Üstad Hazretleri bu gerçeği kabul etmeyenlerin durumunu göstermek için şöyle, bir temsil getiriyor. İki adam… Biri bedevî, vahşî, biri medenî ve aklı başında olarak arkadaş olup İstanbul gibi haşmetli bir şehre gidiyorlar. O medenî muhteşem şehrin uzak bir köşesinde pis, perişan, küçük bir haneye, bir fabrikaya rast geliyorlar. Görüyorlar ki, o hane; amele, sefil, miskin adamlarla doludur. Acip bir fabrika içinde çalışıyorlar. O hanenin etrafı da ruh ve hayat sahibi varlıklarla doludur. Fakat onların geçim vesileleri ve özel hayat şartları vardır ki, onların bir kısmı sadece bitkilerle beslenmektedir. Diğer bir kısmı da balıktan başka bir şey yemiyorlar. O iki adam, bu hali görüyorlar. Sonra bakıyorlar ki uzakta binlerce güzellik ve tezyinata sahip saraylar, yüce ve yüksek köşkler görünüyor. O sarayların ortalarında geniş tezgahlar, geniş meydanlar bulunmakta. O iki adam, uzaklık sebebiyle, veyahut göz zayıflığı ile veya o saraylarda yaşayanların gizlenmesi sebebiyle; orada oturanlar o iki adama görünmüyorlar. Hem şu perişan hanedeki hayat şartları , o saraylarda bulunmuyor. O vahşî bedevî, hiç şehir görmemiş adam, bu sebeplere göre, görünmediklerinden ve buradaki hayat şartları orada bulunmadığından şöyle diyor: ‘O saraylarda oturanlar yoktur, oralar boştur, onların içinde ruh sahibi canlı bulunmaktadır.’ Böylece … Ve bedeviliğin en ahmakça bir hezeyanı yapıyor. “İkinci adam der ki: ‘Ey bedbaht! Şu hakir, küçük haneyi görüyorsun ki, ruh sahibi amelelerle doldurulmuş. Ve biri var ki, bunları her vakit tazelendiriyor, istihdam ediyor. Bak bu hane etrafında boş bir yer yok; hep hayatlı ve ruh sahibi varlıkla doldurulmuş… Acaba hiç mümkün müdür ki, şu uzakta bize görünen şu muntazam şehrin, şu hikmetli süs ve tezyinatın, şu sanatlı sarayların, kendilerine münasip yüce ve yüksek yaşayanları bulunmasın! Elbette o saraylar umumen doludur ve onlarda yaşayanlara göre başka hayat şartları vardır. Evet, onlar ot yerine belki börek yerler; balık yerine baklava yiyebilirler: 1- Uzaklık sebebiyle. 2- Veyahut gözünün kabiliyetsizliği. 3- Veya onların gizlenmesiyle sana görünmemeleri, onların olmamalarına hiçbir vakit delil olamaz. ‘Görmemek yokluğu delalet etmez. Görünmemek olmamaya delil ve hüccet olamaz.’
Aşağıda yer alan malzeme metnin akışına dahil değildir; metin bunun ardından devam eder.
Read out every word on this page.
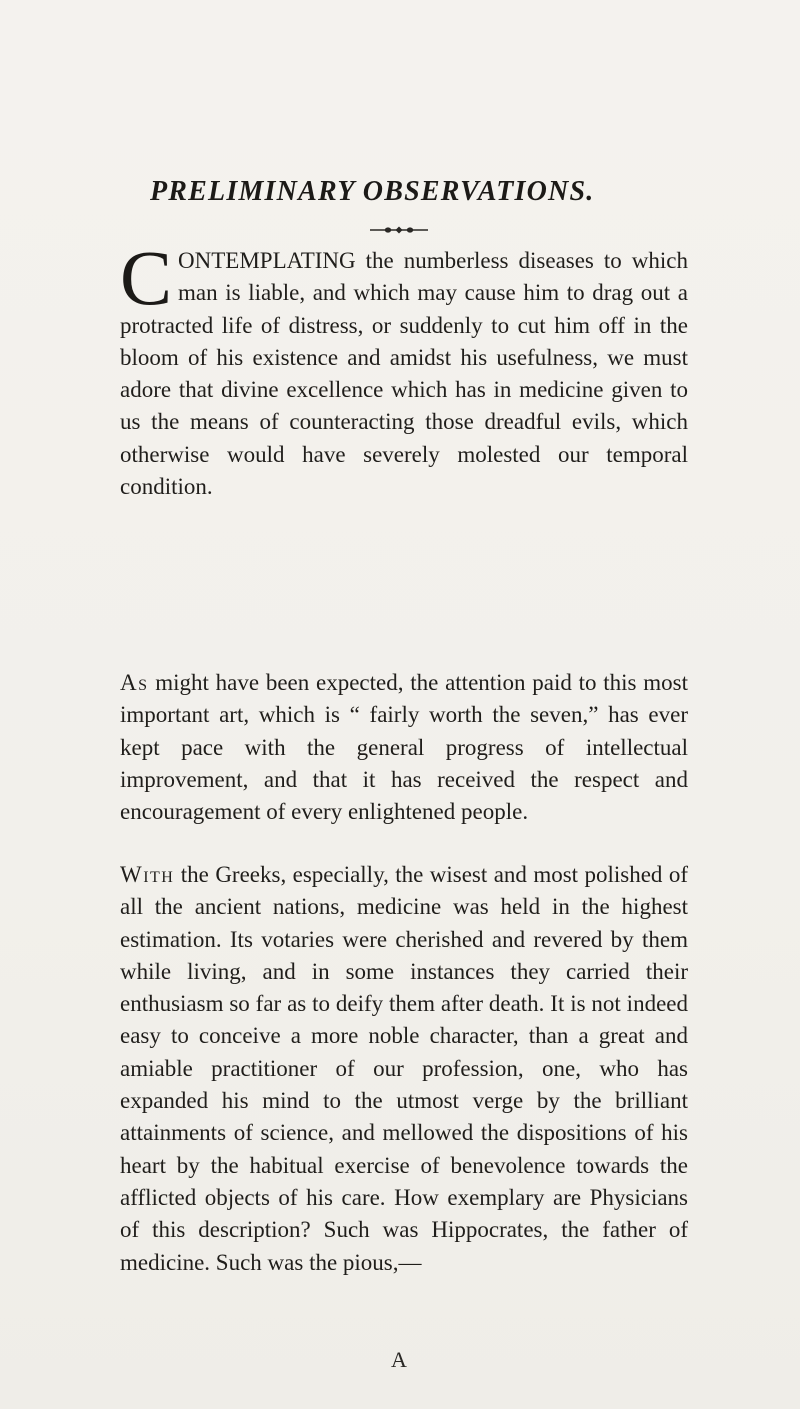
PRELIMINARY OBSERVATIONS.
CONTEMPLATING the numberless diseases to which man is liable, and which may cause him to drag out a protracted life of distress, or suddenly to cut him off in the bloom of his existence and amidst his usefulness, we must adore that divine excellence which has in medicine given to us the means of counteracting those dreadful evils, which otherwise would have severely molested our temporal condition.
As might have been expected, the attention paid to this most important art, which is “ fairly worth the seven,” has ever kept pace with the general progress of intellectual improvement, and that it has received the respect and encouragement of every enlightened people.
With the Greeks, especially, the wisest and most polished of all the ancient nations, medicine was held in the highest estimation. Its votaries were cherished and revered by them while living, and in some instances they carried their enthusiasm so far as to deify them after death. It is not indeed easy to conceive a more noble character, than a great and amiable practitioner of our profession, one, who has expanded his mind to the utmost verge by the brilliant attainments of science, and mellowed the dispositions of his heart by the habitual exercise of benevolence towards the afflicted objects of his care. How exemplary are Physicians of this description? Such was Hippocrates, the father of medicine. Such was the pious,—
A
“İşte şu temsil gibi, büyük gökcisimleri, yücelerdeki büyük kütleler ve müthiş seyyar cisimler içinde, dünyanın hakirliğine katı ve yoğun yapısına rağmen bu kadar hadsiz ruh sahibi, şuur sahibi canlıların vatanı olması, en değersiz, en çürümüş ve kokuşmuş parçaları dahi, birer hayat kaynağı kesilmesi, küçük canlıların toplandığı birer mahşer meydanı olması, zarurî olarak apaçık bir şekilde, evleviyetle, sâdık bir sezgi ile ve kesin bir yakîn ile, delâlet eder, şahitlik eyler, ilan eder ki: Şu nihayetsiz fezâ-yı âlem ve şu muhteşem gökler, burçlarıyla, yıldızlarıyla hayat sahibi, şuur sahibi ve ruh sahibi varlıklarla doludur. Nurdan, ateşten, ışıktan, zulmetten, havadan, sesten güzel kokudan, kelimelerden, esir maddesinden, hatta elektirik’ten ve sair lâtif seyyal maddelerden yaratılan o canlılara, o şuurlu ve ruh sahibi varlıklara, Muhammed Aleyhisselamın getirdiği o parlak şeriat ve Kur’an-ı Muciz’ül-beyan, melâike, can ve ruhânîler’ diyerek isimlendirir.”
Üstad Bediüzzaman Hazretleri’nin yazdığı Yirmi Dokuzuncu Söz’ün Birinci Maksad’ının bazı bölümlerin aktardığımız ifadelerde bunlar var… İnşaallah hepsi birden mütalaa ve müzakere edilirse, daha güzelliklere şahit olunacaktır, inşâallah…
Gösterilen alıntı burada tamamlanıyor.